Métodos de ofrendar (segunda parte)

La ofrenda voluntaria

Por Wayne Gute

INTRODUCCIÓN

El ofrendar para la obra del Señor de una manera voluntaria nos presta una buena
oportunidad de poner a prueba lo que el Señor Jesús dijo: "Más bienaventurado es
dar que recibir" (Hechos 20:35). El ofrendar es algo que tenemos que aprender,
como aprendemos a orar, a testificar o como aprendemos verdades bíblicas. El
ofrendar es una gracia, y podemos crecer más y más en ella, por medio de
experimentar las bendiciones que el Señor nos derrama por serle fieles en cuanto a
las ofrendas. Jesús dijo: "Más bienaventurado es dar que recibir", pero con
dificultad lo creemos. Sin embargo, cuando uno comience a ofrendar, empieza a
aprender esta preciosa verdad. También aprenderá que Dios no permite que le falte
una cosa que necesite. Dios provee para el dador alegre. El verdadero cristiano
desea agradar a su Señor y en su corazón siente el deseo de ofrendar.

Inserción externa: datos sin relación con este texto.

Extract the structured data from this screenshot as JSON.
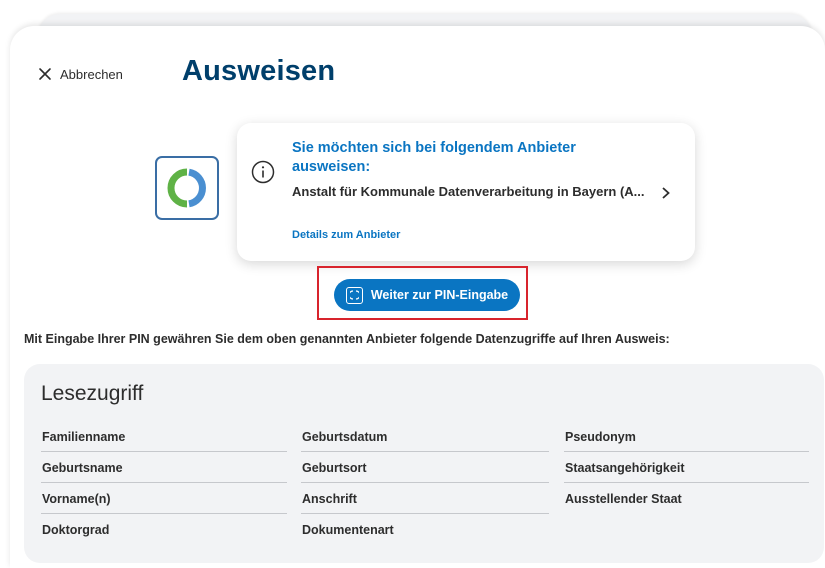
{
  "header": {
    "cancel_label": "Abbrechen",
    "title": "Ausweisen"
  },
  "provider": {
    "heading": "Sie möchten sich bei folgendem Anbieter ausweisen:",
    "name": "Anstalt für Kommunale Datenverarbeitung in Bayern (A...",
    "details_link": "Details zum Anbieter"
  },
  "action": {
    "pin_button": "Weiter zur PIN-Eingabe"
  },
  "notice": "Mit Eingabe Ihrer PIN gewähren Sie dem oben genannten Anbieter folgende Datenzugriffe auf Ihren Ausweis:",
  "read_access": {
    "title": "Lesezugriff",
    "columns": [
      [
        "Familienname",
        "Geburtsname",
        "Vorname(n)",
        "Doktorgrad"
      ],
      [
        "Geburtsdatum",
        "Geburtsort",
        "Anschrift",
        "Dokumentenart"
      ],
      [
        "Pseudonym",
        "Staatsangehörigkeit",
        "Ausstellender Staat"
      ]
    ]
  },
  "colors": {
    "title": "#003f6b",
    "accent": "#0a75c2",
    "highlight": "#d8242d",
    "panel": "#f2f3f5"
  },
  "icons": [
    "close-icon",
    "app-logo",
    "info-icon",
    "chevron-right-icon",
    "id-card-icon"
  ]
}
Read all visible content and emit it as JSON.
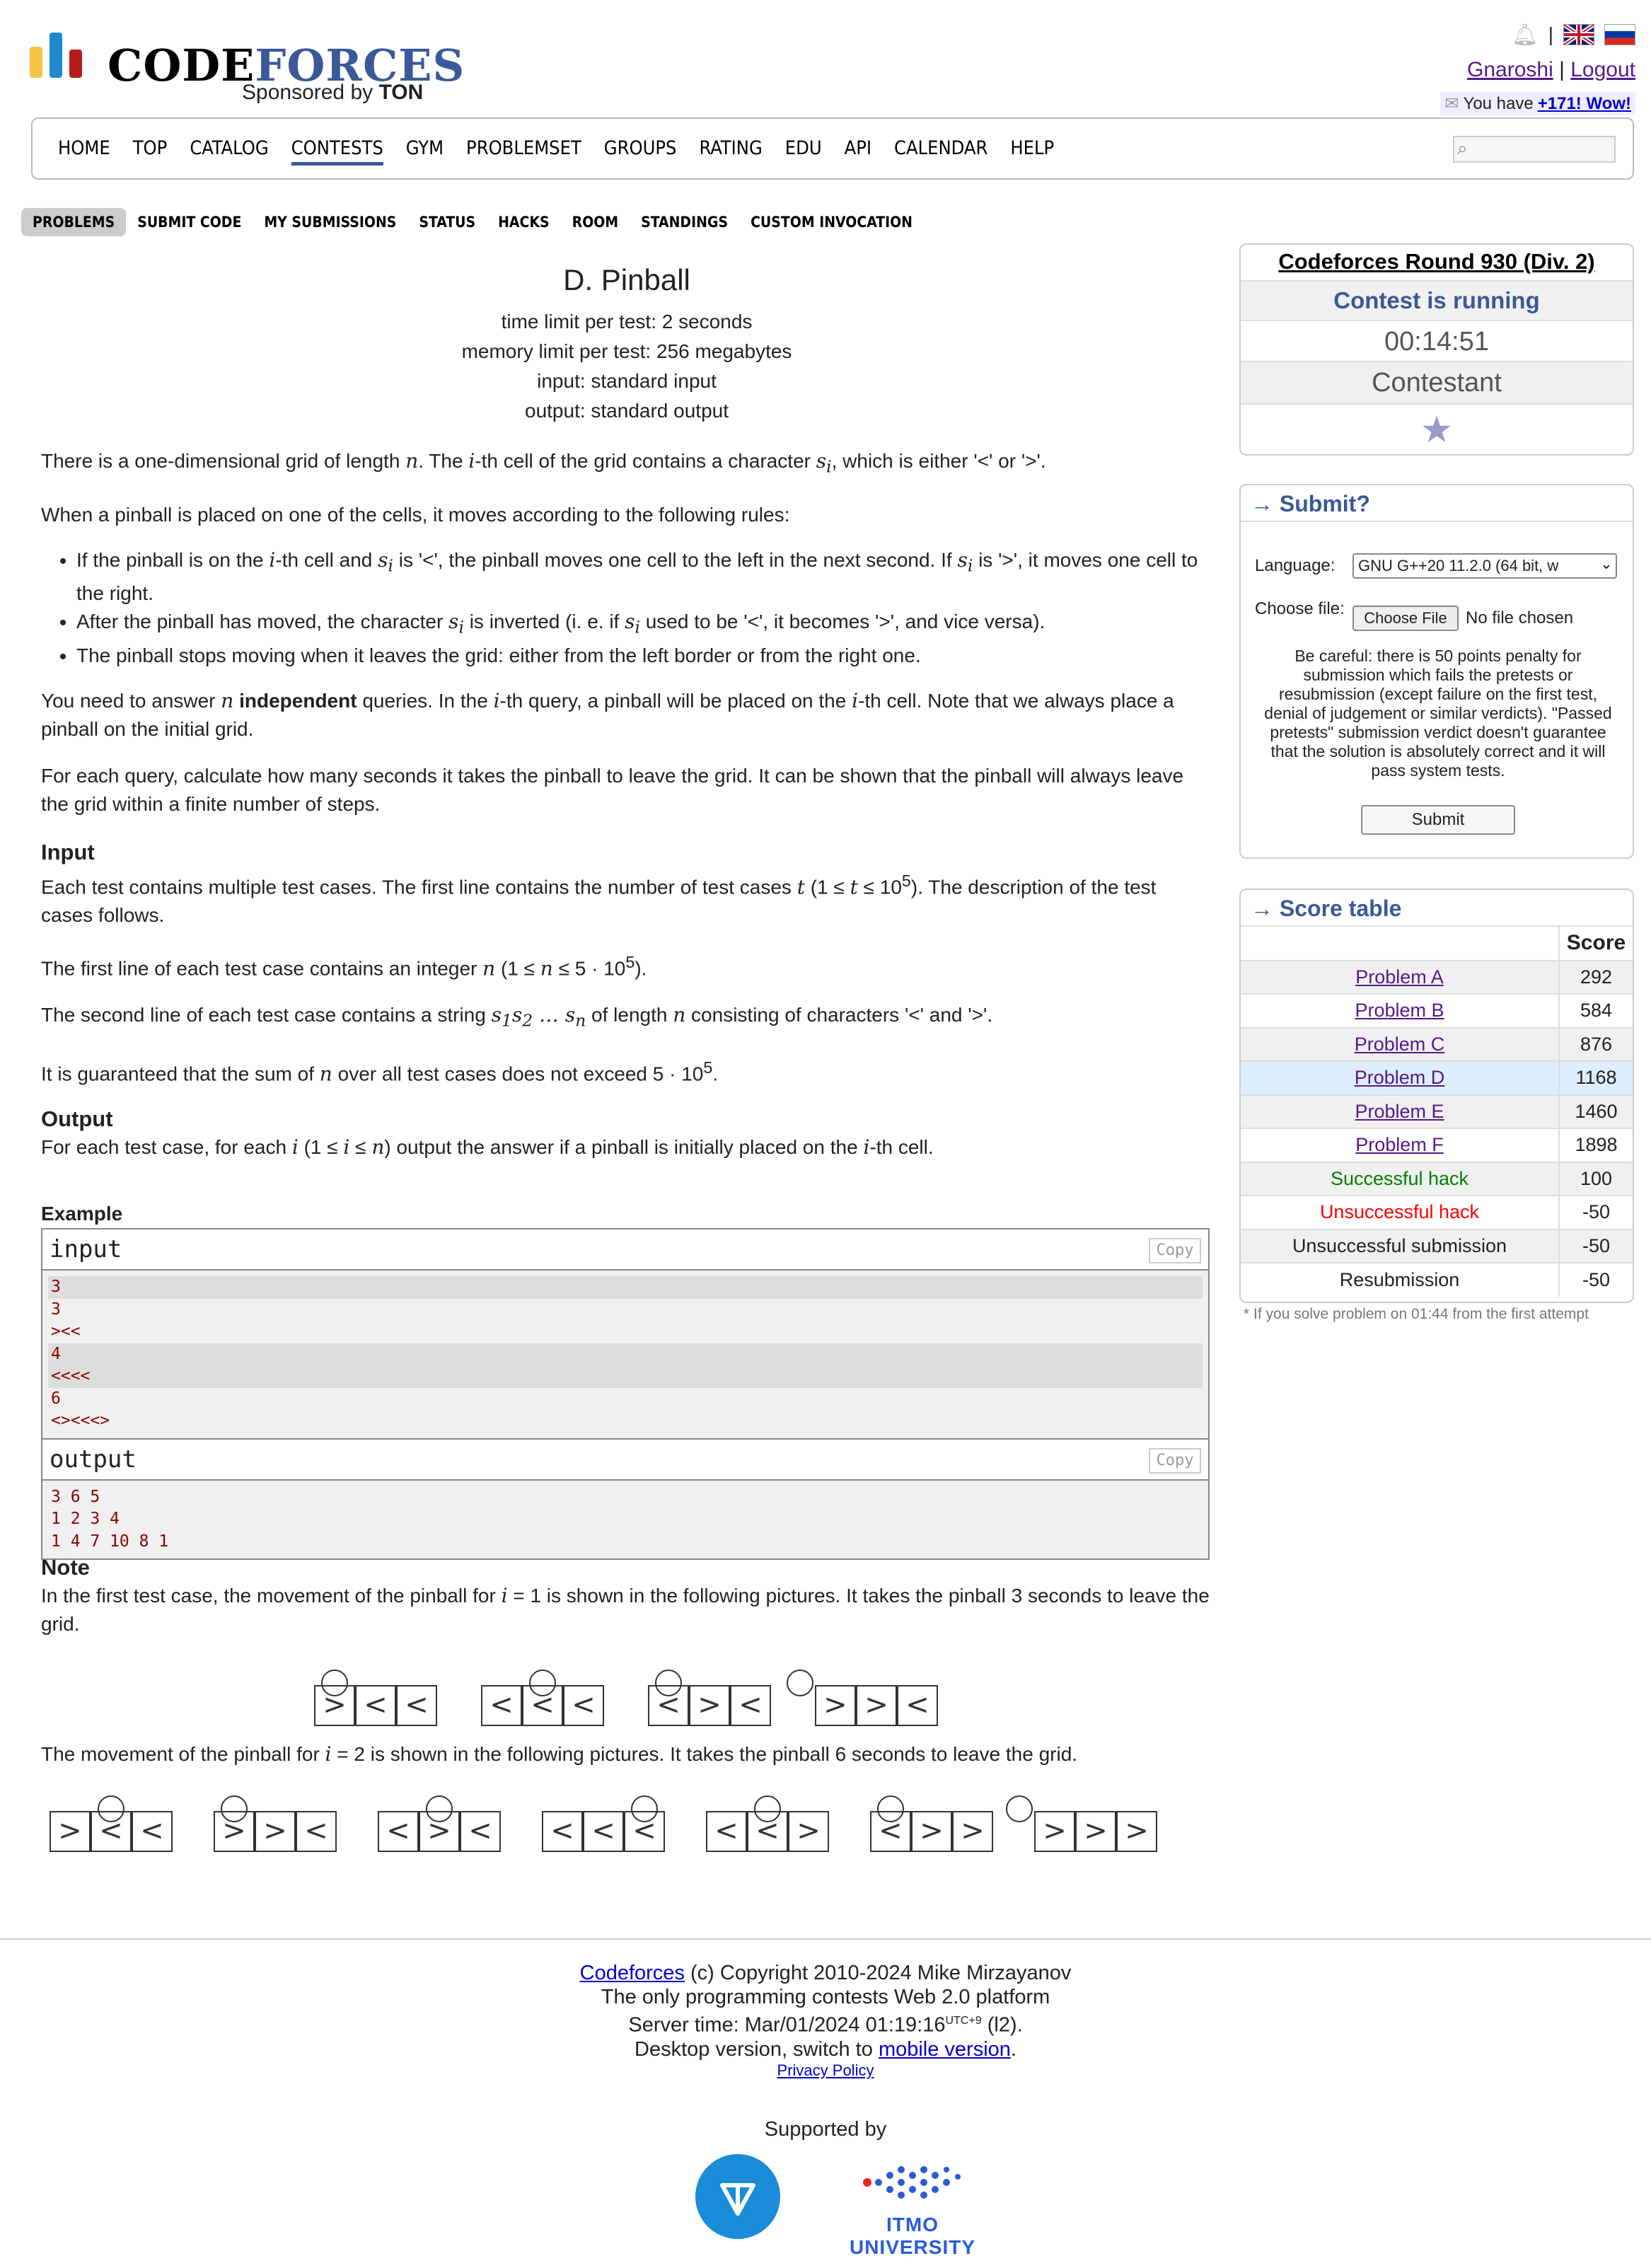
{
  "header": {
    "logo_text_code": "CODE",
    "logo_text_forces": "FORCES",
    "sponsor_prefix": "Sponsored by",
    "sponsor_name": "TON",
    "separator": "|",
    "user_name": "Gnaroshi",
    "logout": "Logout",
    "message_prefix": "You have",
    "message_link": "+171! Wow!"
  },
  "menu": [
    "HOME",
    "TOP",
    "CATALOG",
    "CONTESTS",
    "GYM",
    "PROBLEMSET",
    "GROUPS",
    "RATING",
    "EDU",
    "API",
    "CALENDAR",
    "HELP"
  ],
  "menu_active": "CONTESTS",
  "subnav": [
    "PROBLEMS",
    "SUBMIT CODE",
    "MY SUBMISSIONS",
    "STATUS",
    "HACKS",
    "ROOM",
    "STANDINGS",
    "CUSTOM INVOCATION"
  ],
  "problem": {
    "title": "D. Pinball",
    "limits": [
      "time limit per test: 2 seconds",
      "memory limit per test: 256 megabytes",
      "input: standard input",
      "output: standard output"
    ],
    "section_input": "Input",
    "section_output": "Output",
    "section_example": "Example",
    "section_note": "Note",
    "note_first": "In the first test case, the movement of the pinball for",
    "note_first_b": "is shown in the following pictures. It takes the pinball",
    "note_first_c": "seconds to leave the grid.",
    "note_second": "The movement of the pinball for",
    "note_second_b": "is shown in the following pictures. It takes the pinball",
    "note_second_c": "seconds to leave the grid."
  },
  "example": {
    "input_label": "input",
    "output_label": "output",
    "copy": "Copy",
    "input_lines": [
      "3",
      "3",
      "><<",
      "4",
      "<<<<",
      "6",
      "<><<<>"
    ],
    "output_lines": [
      "3 6 5",
      "1 2 3 4",
      "1 4 7 10 8 1"
    ]
  },
  "contest": {
    "name": "Codeforces Round 930 (Div. 2)",
    "status": "Contest is running",
    "timer": "00:14:51",
    "role": "Contestant"
  },
  "submit": {
    "title": "→ Submit?",
    "language_label": "Language:",
    "language_value": "GNU G++20 11.2.0 (64 bit, w",
    "file_label": "Choose file:",
    "file_button": "Choose File",
    "file_status": "No file chosen",
    "warning": "Be careful: there is 50 points penalty for submission which fails the pretests or resubmission (except failure on the first test, denial of judgement or similar verdicts). \"Passed pretests\" submission verdict doesn't guarantee that the solution is absolutely correct and it will pass system tests.",
    "button": "Submit"
  },
  "score_table": {
    "title": "→ Score table",
    "header": "Score",
    "rows": [
      {
        "name": "Problem A",
        "score": "292",
        "kind": "link"
      },
      {
        "name": "Problem B",
        "score": "584",
        "kind": "link"
      },
      {
        "name": "Problem C",
        "score": "876",
        "kind": "link"
      },
      {
        "name": "Problem D",
        "score": "1168",
        "kind": "link"
      },
      {
        "name": "Problem E",
        "score": "1460",
        "kind": "link"
      },
      {
        "name": "Problem F",
        "score": "1898",
        "kind": "link"
      },
      {
        "name": "Successful hack",
        "score": "100",
        "kind": "good"
      },
      {
        "name": "Unsuccessful hack",
        "score": "-50",
        "kind": "bad"
      },
      {
        "name": "Unsuccessful submission",
        "score": "-50",
        "kind": "plain"
      },
      {
        "name": "Resubmission",
        "score": "-50",
        "kind": "plain"
      }
    ],
    "footnote": "* If you solve problem on 01:44 from the first attempt"
  },
  "diagrams": {
    "first": [
      {
        "cells": [
          ">",
          "<",
          "<"
        ],
        "ball": 0
      },
      {
        "cells": [
          "<",
          "<",
          "<"
        ],
        "ball": 1
      },
      {
        "cells": [
          "<",
          ">",
          "<"
        ],
        "ball": 0
      },
      {
        "cells": [
          ">",
          ">",
          "<"
        ],
        "ball": -1
      }
    ],
    "second": [
      {
        "cells": [
          ">",
          "<",
          "<"
        ],
        "ball": 1
      },
      {
        "cells": [
          ">",
          ">",
          "<"
        ],
        "ball": 0
      },
      {
        "cells": [
          "<",
          ">",
          "<"
        ],
        "ball": 1
      },
      {
        "cells": [
          "<",
          "<",
          "<"
        ],
        "ball": 2
      },
      {
        "cells": [
          "<",
          "<",
          ">"
        ],
        "ball": 1
      },
      {
        "cells": [
          "<",
          ">",
          ">"
        ],
        "ball": 0
      },
      {
        "cells": [
          ">",
          ">",
          ">"
        ],
        "ball": -1
      }
    ]
  },
  "footer": {
    "site": "Codeforces",
    "copyright": "(c) Copyright 2010-2024 Mike Mirzayanov",
    "tagline": "The only programming contests Web 2.0 platform",
    "server_time": "Server time: Mar/01/2024 01:19:16",
    "tz": "UTC+9",
    "server_suffix": "(l2).",
    "desktop_prefix": "Desktop version, switch to",
    "mobile_link": "mobile version",
    "privacy": "Privacy Policy",
    "supported_by": "Supported by",
    "itmo": "ITMO UNIVERSITY"
  }
}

El Señor promete bendecir al cristiano que ofrenda de buena voluntad. "Hay


quienes reparten, y les es añadido más; Y hay quienes retienen más de lo que es
justo, pero vienen a pobreza. El alma generosa será prosperada; Y el que saciare,
él también será saciado" (Proverbios 11:24-25). "Y poderoso es Dios para hacer
que abunde en vosotros toda gracia, a fin de que, teniendo siempre en todas las
cosas todo lo suficiente, abundéis para toda buena obra" (2 Corintios 9:8).

Al enseñar la mayordomía en nuestras iglesias, deseamos algo más que ofrendas.


Anhelamos que los hermanos aprendan que "más bienaventurado es dar que
recibir". 2 Corintios 8 y 9 proporcionan la enseñanza neotestamentaria respecto a
las ofrendas voluntarias. Primeramente, veremos el texto y sus lecciones y después
señalaremos las aplicaciones prácticas a nuestra situación actual.

I. LA DOCTRINA DE LA OFRENDA CRISTIANA

La ofrenda mencionada en esta porción fue la que se recogió entre las


iglesias y se llevó a los necesitados entre los hermanos de Jerusalén. Pablo
también hace mención de este esfuerzo en otras porciones: Gálatas 2:10; 1
Corintios 16:1-4; Romanos 15:25-28; Hechos 24:17.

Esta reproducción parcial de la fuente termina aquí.